Ddd Style With Pydantic

Published: Jan 20, 2024 by

DDD Style with Pydantic models

The Domain-Driven Design code style is very strongly typed, defining types for each property to differentiate them from other primitives of the same type. Python allows us to create DDD models very easily and produces the same clean code that you would find in a compiled-language implementation such as C# or Java.

The scenario

To demonstrate, I will once again be using the PhotoVote concept I’ve introduced in previous articles. PhotoVote is a simple webapp that allows administrators to post photos that users will rate. It’s a non-trivial application domain, but is sufficiently simple that we can examine most of the code. A quick summary of the PhotoVote domain aggregates:

  • A Voter represents a non-administrative user of the system. We record their name and email as well as whether they have voted
  • A Ballot represents a Voter’s ratings of the Candidates in each Competition.
  • A Competition is a category within an Election containing one or more Candidates.
  • A Candidate has a name, description, and image

A Domain Aggregate

There are 5 total domain aggregates (Ballot, Candidate, Competition, Election, and Voter). Let’s have a closer look at the source code for Election so that you can see how simple it is to create strongly-typed DDD aggregates with Pydantic:

from typing import Optional, List

from PhotoVote.Domain import AggregateRoot
from PhotoVote.Domain.Ballot import Ballot
from PhotoVote.Domain.Competition import Competition
from PhotoVote.Domain.Election import ElectionId, ElectionName, ElectionDescription
from PhotoVote.Domain.Voter import Voter


class Election(AggregateRoot[ElectionId]):
    name: ElectionName = ElectionName("")
    description: Optional[ElectionDescription] = None
    competitions: List[Competition] = []
    voters: List[Voter] = []
    ballots: List[Ballot] = []

This is Pydantic style, but where is the BaseModel inheritance? For that, we will have to dig a little deeper into the AggregateRoot source:

from typing import Generic, TypeVar
from pydantic import BaseModel

TId = TypeVar('TId')


class AggregateRoot(BaseModel, Generic[TId]):
    id: TId

That’s rather short, but it defines an aggregate as a model containing a property id of the specified type. So, for example, Election declares itself to extend AggregateRoot[ElectionId], so the id property in this case is of type ElectionId. Let’s quickly look at ElectionId for completeness:

from PhotoVote.Domain import AggregateId


class ElectionId(AggregateId):
    def __init__(self, value: str):
        super().__init__(value)

Pretty straightforward, but once again we see that there’s a base class at work, so let’s look there too:

from pydantic import model_validator, RootModel, Field
from pydantic_core.core_schema import ValidationInfo
from ulid import ULID


class AggregateId(RootModel):
    root: str = Field(ULID.from_int(0), description="Aggregate ID")

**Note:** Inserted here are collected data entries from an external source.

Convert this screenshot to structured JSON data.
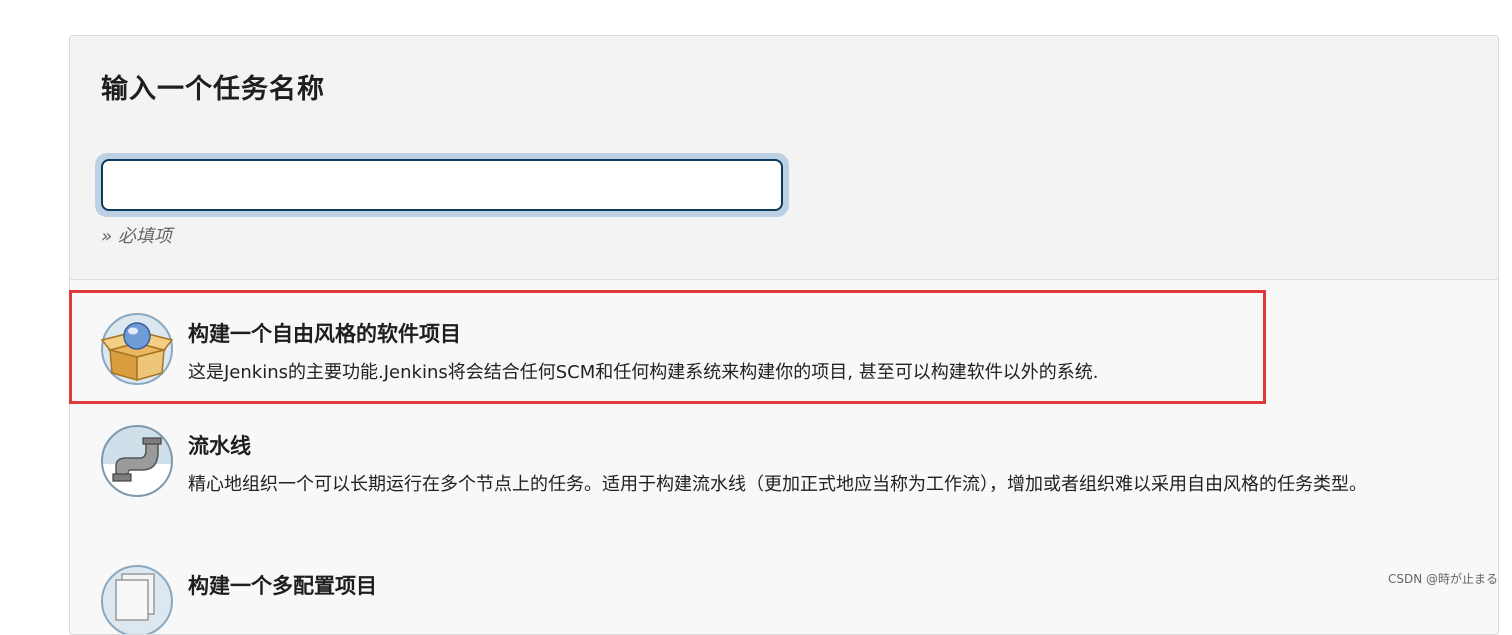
{
  "form": {
    "title": "输入一个任务名称",
    "name_value": "",
    "required_hint": "» 必填项"
  },
  "items": [
    {
      "name": "构建一个自由风格的软件项目",
      "description": "这是Jenkins的主要功能.Jenkins将会结合任何SCM和任何构建系统来构建你的项目, 甚至可以构建软件以外的系统.",
      "icon": "freestyle-box-icon",
      "highlighted": true
    },
    {
      "name": "流水线",
      "description": "精心地组织一个可以长期运行在多个节点上的任务。适用于构建流水线（更加正式地应当称为工作流），增加或者组织难以采用自由风格的任务类型。",
      "icon": "pipeline-pipe-icon"
    },
    {
      "name": "构建一个多配置项目",
      "description": "",
      "icon": "multi-config-icon"
    }
  ],
  "watermark": "CSDN @時が止まる",
  "colors": {
    "input_border": "#0b3a5b",
    "input_halo": "#bcd1e4",
    "highlight_border": "#e0393c"
  }
}
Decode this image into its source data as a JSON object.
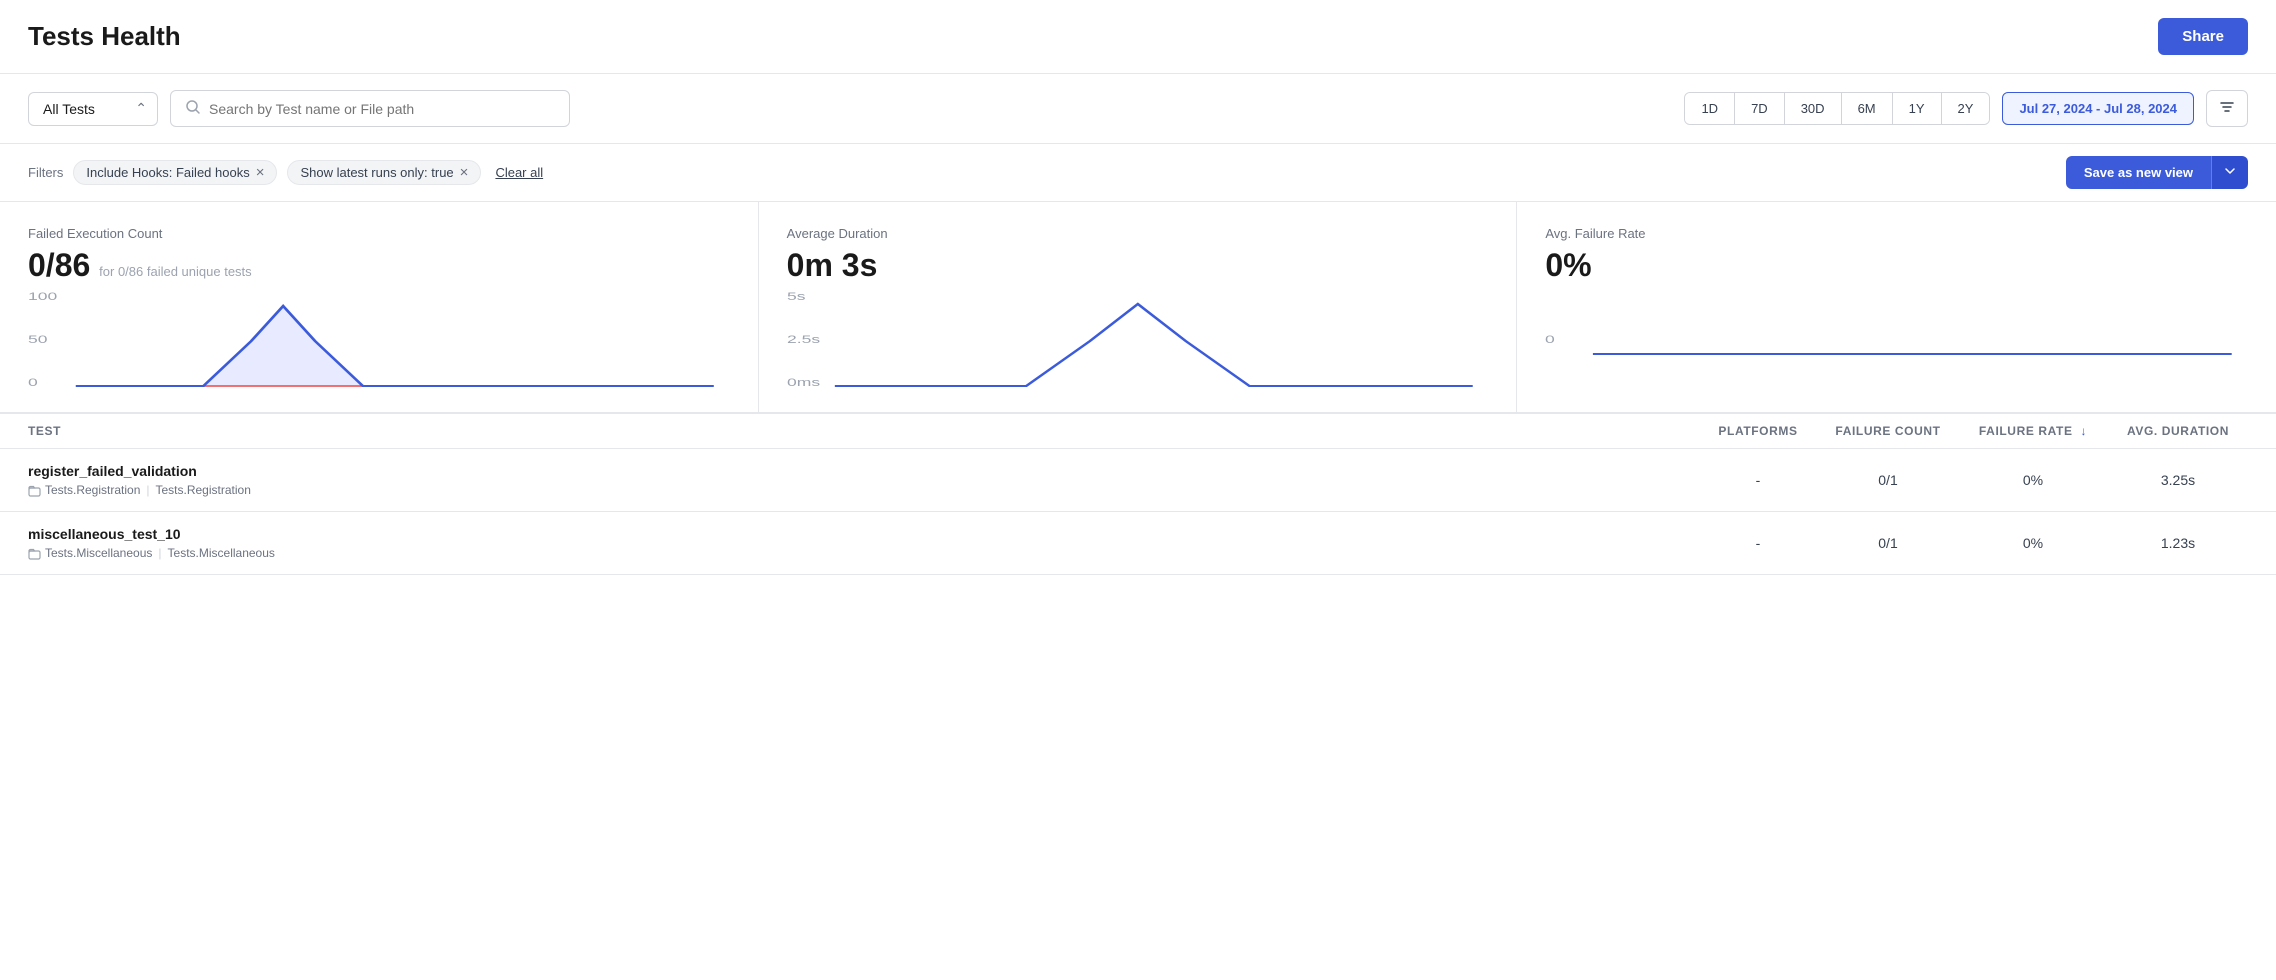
{
  "header": {
    "title": "Tests Health",
    "share_label": "Share"
  },
  "toolbar": {
    "all_tests_label": "All Tests",
    "search_placeholder": "Search by Test name or File path",
    "time_buttons": [
      "1D",
      "7D",
      "30D",
      "6M",
      "1Y",
      "2Y"
    ],
    "date_range": "Jul 27, 2024 - Jul 28, 2024"
  },
  "filters": {
    "label": "Filters",
    "tags": [
      {
        "text": "Include Hooks: Failed hooks"
      },
      {
        "text": "Show latest runs only: true"
      }
    ],
    "clear_all": "Clear all",
    "save_view": "Save as new view"
  },
  "cards": [
    {
      "label": "Failed Execution Count",
      "value": "0/86",
      "sub": "for 0/86 failed unique tests",
      "chart_type": "peak",
      "y_labels": [
        "100",
        "50",
        "0"
      ]
    },
    {
      "label": "Average Duration",
      "value": "0m 3s",
      "sub": "",
      "chart_type": "peak",
      "y_labels": [
        "5s",
        "2.5s",
        "0ms"
      ]
    },
    {
      "label": "Avg. Failure Rate",
      "value": "0%",
      "sub": "",
      "chart_type": "flat",
      "y_labels": [
        "0"
      ]
    }
  ],
  "table": {
    "columns": [
      "TEST",
      "PLATFORMS",
      "FAILURE COUNT",
      "FAILURE RATE",
      "AVG. DURATION"
    ],
    "rows": [
      {
        "name": "register_failed_validation",
        "path1": "Tests.Registration",
        "path2": "Tests.Registration",
        "platforms": "-",
        "failure_count": "0/1",
        "failure_rate": "0%",
        "avg_duration": "3.25s"
      },
      {
        "name": "miscellaneous_test_10",
        "path1": "Tests.Miscellaneous",
        "path2": "Tests.Miscellaneous",
        "platforms": "-",
        "failure_count": "0/1",
        "failure_rate": "0%",
        "avg_duration": "1.23s"
      }
    ]
  }
}
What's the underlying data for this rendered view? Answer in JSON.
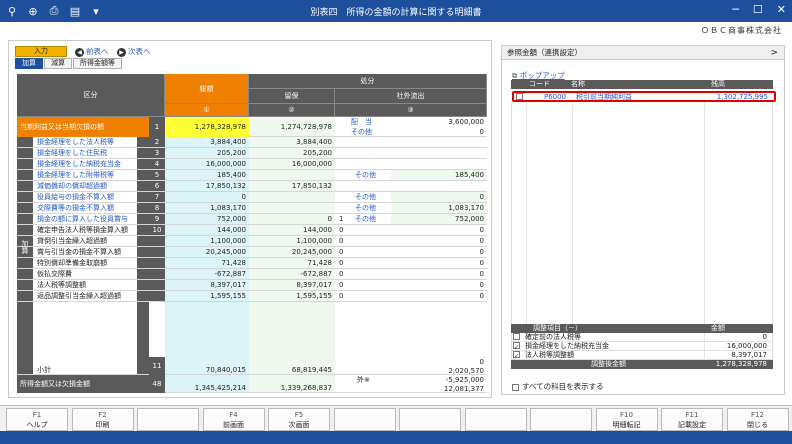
{
  "titlebar": {
    "title": "別表四　所得の金額の計算に関する明細書",
    "icons": [
      "search-plus-icon",
      "zoom-icon",
      "print-icon",
      "layout-icon",
      "dropdown-icon"
    ]
  },
  "company": "ＯＢＣ商事株式会社",
  "nav": {
    "input_tab": "入力",
    "prev": "前表へ",
    "next": "次表へ",
    "subtabs": [
      "加算",
      "減算",
      "所得金額等"
    ]
  },
  "grid": {
    "hdr_kubun": "区分",
    "hdr_sogaku": "総額",
    "hdr_shobun": "処分",
    "hdr_ryuho": "留保",
    "hdr_shagai": "社外流出",
    "hdr_c1": "①",
    "hdr_c2": "②",
    "hdr_c3": "③",
    "side_label": "加算",
    "rows": [
      {
        "label": "当期利益又は当期欠損の額",
        "no": "1",
        "c1": "1,278,328,978",
        "c2": "1,274,728,978",
        "t1": "配　当",
        "c3a": "3,600,000",
        "t2": "その他",
        "c3b": "0"
      },
      {
        "label": "損金経理をした法人税等",
        "no": "2",
        "c1": "3,884,400",
        "c2": "3,884,400",
        "t": "",
        "c3": ""
      },
      {
        "label": "損金経理をした住民税",
        "no": "3",
        "c1": "205,200",
        "c2": "205,200",
        "t": "",
        "c3": ""
      },
      {
        "label": "損金経理をした納税充当金",
        "no": "4",
        "c1": "16,000,000",
        "c2": "16,000,000",
        "t": "",
        "c3": ""
      },
      {
        "label": "損金経理をした附帯税等",
        "no": "5",
        "c1": "185,400",
        "c2": "",
        "t": "その他",
        "c3": "185,400"
      },
      {
        "label": "減価償却の償却超過額",
        "no": "6",
        "c1": "17,850,132",
        "c2": "17,850,132",
        "t": "",
        "c3": ""
      },
      {
        "label": "役員給与の損金不算入額",
        "no": "7",
        "c1": "0",
        "c2": "",
        "t": "その他",
        "c3": "0"
      },
      {
        "label": "交際費等の損金不算入額",
        "no": "8",
        "c1": "1,083,170",
        "c2": "",
        "t": "その他",
        "c3": "1,083,170"
      },
      {
        "label": "損金の額に算入した役員賞与",
        "no": "9",
        "c1": "752,000",
        "c2": "0",
        "n": "1",
        "t": "その他",
        "c3": "752,000"
      },
      {
        "label": "確定申告法人税等損金算入額",
        "no": "10",
        "c1": "144,000",
        "c2": "144,000",
        "n": "0",
        "t": "",
        "c3": "0"
      },
      {
        "label": "貸倒引当金繰入超過額",
        "no": "",
        "c1": "1,100,000",
        "c2": "1,100,000",
        "n": "0",
        "t": "",
        "c3": "0"
      },
      {
        "label": "賞与引当金の損金不算入額",
        "no": "",
        "c1": "20,245,000",
        "c2": "20,245,000",
        "n": "0",
        "t": "",
        "c3": "0"
      },
      {
        "label": "特別償却準備金取崩額",
        "no": "",
        "c1": "71,428",
        "c2": "71,428",
        "n": "0",
        "t": "",
        "c3": "0"
      },
      {
        "label": "仮払交際費",
        "no": "",
        "c1": "-672,887",
        "c2": "-672,887",
        "n": "0",
        "t": "",
        "c3": "0"
      },
      {
        "label": "法人税等調整額",
        "no": "",
        "c1": "8,397,017",
        "c2": "8,397,017",
        "n": "0",
        "t": "",
        "c3": "0"
      },
      {
        "label": "返品調整引当金繰入超過額",
        "no": "",
        "c1": "1,595,155",
        "c2": "1,595,155",
        "n": "0",
        "t": "",
        "c3": "0"
      }
    ],
    "subtotal": {
      "label": "小計",
      "no": "11",
      "c1": "70,840,015",
      "c2": "68,819,445",
      "c3a": "0",
      "c3b": "2,020,570"
    },
    "income": {
      "label": "所得金額又は欠損金額",
      "no": "48",
      "c1": "1,345,425,214",
      "c2": "1,339,268,837",
      "t": "外※",
      "c3a": "-5,925,000",
      "c3b": "12,081,377"
    }
  },
  "right": {
    "head": "参照金額（連携設定）",
    "popup": "ポップアップ",
    "cols": [
      "コード",
      "名称",
      "残高"
    ],
    "selected": {
      "code": "P6000",
      "name": "税引前当期純利益",
      "amount": "1,302,725,995"
    },
    "adj_header": [
      "調整項目（－）",
      "金額"
    ],
    "adj_rows": [
      {
        "checked": false,
        "label": "確定前の法人税等",
        "amount": "0"
      },
      {
        "checked": true,
        "label": "損金経理をした納税充当金",
        "amount": "16,000,000"
      },
      {
        "checked": true,
        "label": "法人税等調整額",
        "amount": "8,397,017"
      }
    ],
    "adj_total_label": "調整後金額",
    "adj_total": "1,278,328,978",
    "show_all": "すべての科目を表示する"
  },
  "fkeys": [
    {
      "key": "F1",
      "label": "ヘルプ"
    },
    {
      "key": "F2",
      "label": "印刷"
    },
    {
      "key": "",
      "label": ""
    },
    {
      "key": "F4",
      "label": "前画面"
    },
    {
      "key": "F5",
      "label": "次画面"
    },
    {
      "key": "",
      "label": ""
    },
    {
      "key": "",
      "label": ""
    },
    {
      "key": "",
      "label": ""
    },
    {
      "key": "",
      "label": ""
    },
    {
      "key": "F10",
      "label": "明細転記"
    },
    {
      "key": "F11",
      "label": "記載設定"
    },
    {
      "key": "F12",
      "label": "閉じる"
    }
  ]
}
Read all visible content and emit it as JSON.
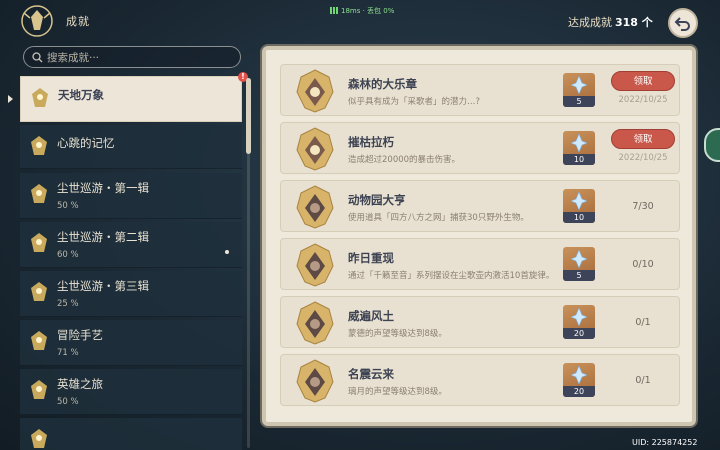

    @model_validator(mode='before')
    def validate_id(self, v: ValidationInfo):
        if not isinstance(self, str):
            raise ValueError("Invalid aggregate id (must be a str)")
        try:
            ULID.from_str(self)
        except ValueError:
            raise ValueError("Invalid aggregate id (must be a valid ULID)")
        return self

This base class will validate any AggregateId type before assigning its value, by ensuring it is a str representation of a valid ULID. So now we can distinguish between various ULID strings and know what kind of object they identity, and we cannot easily make the mistake of comparing an ElectionId to, say, a VoterId. By inheriting from RootModel, we solve the problem of serialization quite nicely.

By composing our domain model in Pydantic, we end up with an easily serializable domain model with all of the validations provided by Pydantic. This provides clean, minimal code that easily converts to and from JSON, as follows:

election = Election(json.loads(election_json))
election_json = election.model_dump_json()

And, as you might expect, you will end up with an Election JSON that looks like:

{
  "id": "SOMEULID",
  "name": "Election Name",
  "description": "Election Description",
  "voters": [],
  "competitions": [],
  "ballots": []
}

In summary, Pydantic makes the task of creating the many required user-defined types in a DDD model easy. By inheriting from RootModel, we can create named types for the various primitive properties that make up an Election. In the next article, I will continue the DDD development by introducing the Event classes, and show how to implement event sourcing using Pydantic models.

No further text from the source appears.